Tesla Inc. CEO Elon Musk told employees to come to work only if they are comfortable doing so, signaling that the company’s auto plant in Fremont, Calif., will likely stay open amid growing concern over the coronavirus outbreak.
“First, I’d like to be super clear that if you feel the slightest bit ill or even uncomfortable, please do not feel obligated to come to work,” Musk wrote to staff in an email seen by Bloomberg News. “I will personally be at work, but that’s just me. Totally ok if you want to stay home for any reason.”
Tesla representatives didn’t immediately respond to requests for comment. Musk’s email did not detail if workers who want to stay home will be paid.
The rapid spread of the coronavirus in the San Francisco Bay Area prompted several counties to announce measures for people to stay at home as much as possible and shutter all but non-essential businesses. Tesla is one of the largest employers in Alameda County, which reported 18 confirmed cases of Covid-19 as of Monday.
Businesses in Alameda County are required to “cease all non-essential operations” at physical locations there. The Alameda County Department of Public Health referred inquiries back to Tesla.
Citing a county spokesman, the Los Angeles Times said Alameda county had declared Tesla an "essential business" that is allowed to remain in operation, Reuters reported.
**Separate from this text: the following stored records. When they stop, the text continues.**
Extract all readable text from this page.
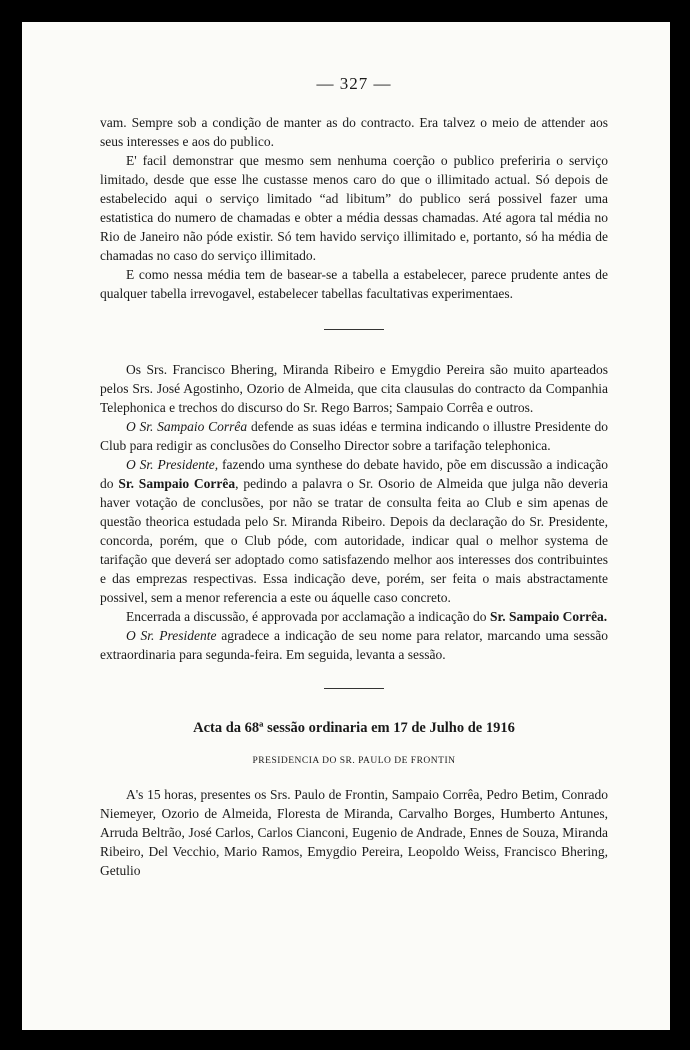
— 327 —

vam. Sempre sob a condição de manter as do contracto. Era talvez o meio de attender aos seus interesses e aos do publico.

E' facil demonstrar que mesmo sem nenhuma coerção o publico preferiria o serviço limitado, desde que esse lhe custasse menos caro do que o illimitado actual. Só depois de estabelecido aqui o serviço limitado “ad libitum” do publico será possivel fazer uma estatistica do numero de chamadas e obter a média dessas chamadas. Até agora tal média no Rio de Janeiro não póde existir. Só tem havido serviço illimitado e, portanto, só ha média de chamadas no caso do serviço illimitado.

E como nessa média tem de basear-se a tabella a estabelecer, parece prudente antes de qualquer tabella irrevogavel, estabelecer tabellas facultativas experimentaes.

Os Srs. Francisco Bhering, Miranda Ribeiro e Emygdio Pereira são muito aparteados pelos Srs. José Agostinho, Ozorio de Almeida, que cita clausulas do contracto da Companhia Telephonica e trechos do discurso do Sr. Rego Barros; Sampaio Corrêa e outros.

O Sr. Sampaio Corrêa defende as suas idéas e termina indicando o illustre Presidente do Club para redigir as conclusões do Conselho Director sobre a tarifação telephonica.

O Sr. Presidente, fazendo uma synthese do debate havido, põe em discussão a indicação do Sr. Sampaio Corrêa, pedindo a palavra o Sr. Osorio de Almeida que julga não deveria haver votação de conclusões, por não se tratar de consulta feita ao Club e sim apenas de questão theorica estudada pelo Sr. Miranda Ribeiro. Depois da declaração do Sr. Presidente, concorda, porém, que o Club póde, com autoridade, indicar qual o melhor systema de tarifação que deverá ser adoptado como satisfazendo melhor aos interesses dos contribuintes e das emprezas respectivas. Essa indicação deve, porém, ser feita o mais abstractamente possivel, sem a menor referencia a este ou áquelle caso concreto.

Encerrada a discussão, é approvada por acclamação a indicação do Sr. Sampaio Corrêa.

O Sr. Presidente agradece a indicação de seu nome para relator, marcando uma sessão extraordinaria para segunda-feira. Em seguida, levanta a sessão.

Acta da 68ª sessão ordinaria em 17 de Julho de 1916
PRESIDENCIA DO SR. PAULO DE FRONTIN

A's 15 horas, presentes os Srs. Paulo de Frontin, Sampaio Corrêa, Pedro Betim, Conrado Niemeyer, Ozorio de Almeida, Floresta de Miranda, Carvalho Borges, Humberto Antunes, Arruda Beltrão, José Carlos, Carlos Cianconi, Eugenio de Andrade, Ennes de Souza, Miranda Ribeiro, Del Vecchio, Mario Ramos, Emygdio Pereira, Leopoldo Weiss, Francisco Bhering, Getulio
Musk has told his millions of Twitter followers that “the coronavirus panic is dumb.” The electric carmaker has said little publicly about how it’s handling the coronavirus, in contrast to other automakers and Silicon Valley’s leading technology companies.
But the company has some experience to rely on: its Chinese factory near Shanghai was temporarily shuttered earlier this year and is now back online.
“My frank opinion remains that the harm from the coronavirus panic far exceeds that of the virus itself,” Musk wrote in the email on Monday. “If there is a massive redirection of medical resources out of proportion to the danger, it will result in less available care to those with critical medical needs, which does not serve the greater good.”
Tesla has not said how many cars it expects to produce and deliver in the first quarter. In January, the company said that “deliveries should comfortably exceed 500,000 units” for 2020. That number is now in question as consumers pull back on discretionary spending amid widespread economic uncertainty.